El siglo XX fue testigo de una era en la que la economía internacional terminó dependiendo del capital financiero y de los monopolios hoy encarnados en gigantescas multinacionales, principalmente concentradas en Estados Unidos. De Teodoro Roosevelt a Donald Trump los distintos gobiernos norteamericanos han servido de portaestandartes del gran capital y sus negocios, que hoy, en el siglo XXI, se extienden a escala global. Sin este contexto, del cual hoy vivimos un intenso desarrollo, no puede comprenderse la entrada y desarrollo de la corrupción en Colombia, que no se desprende de que los colombianos seamos malos por naturaleza, sino de condiciones económicas y sociales concretas. Estas mismas condiciones que llevaron, por ejemplo, al burdo caso del oleoducto de la Andian, narrado por Jorge Villegas en su libro Petróleo colombiano, ganancia gringa.

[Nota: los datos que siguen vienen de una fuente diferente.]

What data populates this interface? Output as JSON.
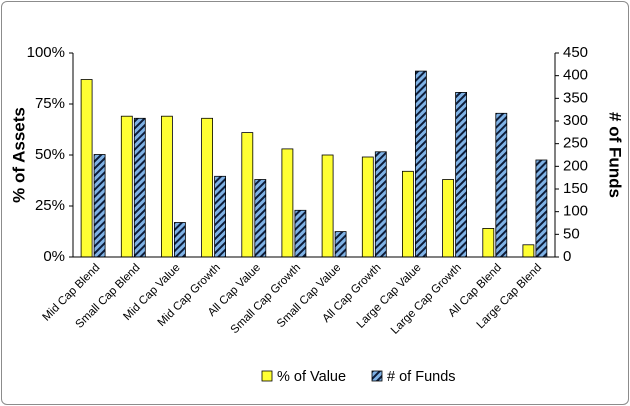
{
  "chart_data": {
    "type": "bar",
    "categories": [
      "Mid Cap Blend",
      "Small Cap Blend",
      "Mid Cap Value",
      "Mid Cap Growth",
      "All Cap Value",
      "Small Cap Growth",
      "Small Cap Value",
      "All Cap Growth",
      "Large Cap Value",
      "Large Cap Growth",
      "All Cap Blend",
      "Large Cap Blend"
    ],
    "series": [
      {
        "name": "% of Value",
        "axis": "left",
        "color": "#ffff33",
        "values": [
          87,
          69,
          69,
          68,
          61,
          53,
          50,
          49,
          42,
          38,
          14,
          6
        ]
      },
      {
        "name": "# of Funds",
        "axis": "right",
        "color": "#6fa3d8",
        "pattern": "dark-diagonal-stripes",
        "values": [
          226,
          306,
          76,
          178,
          171,
          103,
          56,
          232,
          410,
          363,
          317,
          214
        ]
      }
    ],
    "y_left": {
      "label": "% of Assets",
      "min": 0,
      "max": 100,
      "ticks": [
        "0%",
        "25%",
        "50%",
        "75%",
        "100%"
      ]
    },
    "y_right": {
      "label": "# of Funds",
      "min": 0,
      "max": 450,
      "ticks": [
        "0",
        "50",
        "100",
        "150",
        "200",
        "250",
        "300",
        "350",
        "400",
        "450"
      ]
    },
    "grid": false,
    "legend": "bottom"
  }
}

En 1922 arrancó la explotación a escala comercial de los yacimientos petroleros de la concesión De Mares —en Barrancabermeja— por parte de la compañía norteamericana Tropical Oil Company —la Troco— y como la parte gruesa del negocio era la exportación de este se debía construir un oleoducto. La nación, en su momento, propuso una fórmula en la que la Troco debía construir el oleoducto que, al término de un contrato definido, debía pasar al patrimonio público. Sin embargo, los empresarios extranjeros, para evitar esta norma, comenzaron una serie de maromas —creando incluso otra empresa, la Andian Corporation— en las que “persuadieron”, a través del oro yanqui, a funcionarios de menor y mediano rango hasta alcanzar al mismísimo presidente, en ese entonces Pedro Nel Ospina.
Carlos Alfonso Urueta, abogado y embajador en Washington, tuvo el deshonroso papel de servir de intermediario entre el capitán Flanagan, jefe de la nueva empresa, y los senadores, medios de comunicación, ministros y presidente sobornados. La investigación, a pesar de que se realizó con todo el rigor, fue obviada por el Senado, de mayoría conservadora, y todo quedó en la impunidad. Por fortuna, y con posterioridad, la lucha por la nacionalización del petróleo a través de la edificación de Ecopetrol fue clave para detener este tipo de afrentas contra Colombia.
Sin embargo, los herederos de las conductas tramposas de la Andian, entre los que se encuentran los malandros de Odebrecht —y sus cómplices—, han gozado de una suerte similar: quienes jugaron el papel de calanchines de los grandes negocios quedaron en la impunidad, ¡y hasta han tenido el descaro de demandar al Estado colombiano amparados en la oprobiosa legislación contenida en los Tratados de Libre Comercio!
La corrupción no son solamente actos indebidos de manzanas podridas, sino que se esparce y toma nuevas formas gracias a la gravísima penetración del capital extranjero, cuyo interés es contrario a los derechos de las clases laboriosas y de la preservación medioambiental. En últimas corresponde a las relaciones sociales emanadas de una situación en la que la prioridad es adentrarnos en un orden mundial en el que Colombia juega como peón de los grandes monopolios que, en la era neoliberal, han alcanzado dimensiones extraordinarias.
La importancia de la consulta anticorrupción radica en la legitimidad brindada al proceso, sustentada en la gente que irá a las urnas de manera masiva a manifestarse en contra de los ya centenarios abusos de los corruptos. De lograrse los quince millones de votos, meta ambiciosa pero posible por el crecimiento del inconformismo, se sentaría un precedente importante en contra de quienes se han llenado los bolsillos a costa del Estado. La consulta puede abrir el camino para que se profundicen otras luchas y crezca la unidad de los sectores alternativos por una democracia de nuevo tipo, en la que sea el pueblo colombiano el protagonista de su historia, y nunca más se repita la funesta historia de la Andian y de Odebrecht.
¡A las urnas, a votar siete veces sí!
Referencias
Jorge Villegas. Petróleo colombiano, ganancia gringa. Ediciones El Tigre de papel. Medellín, 1971.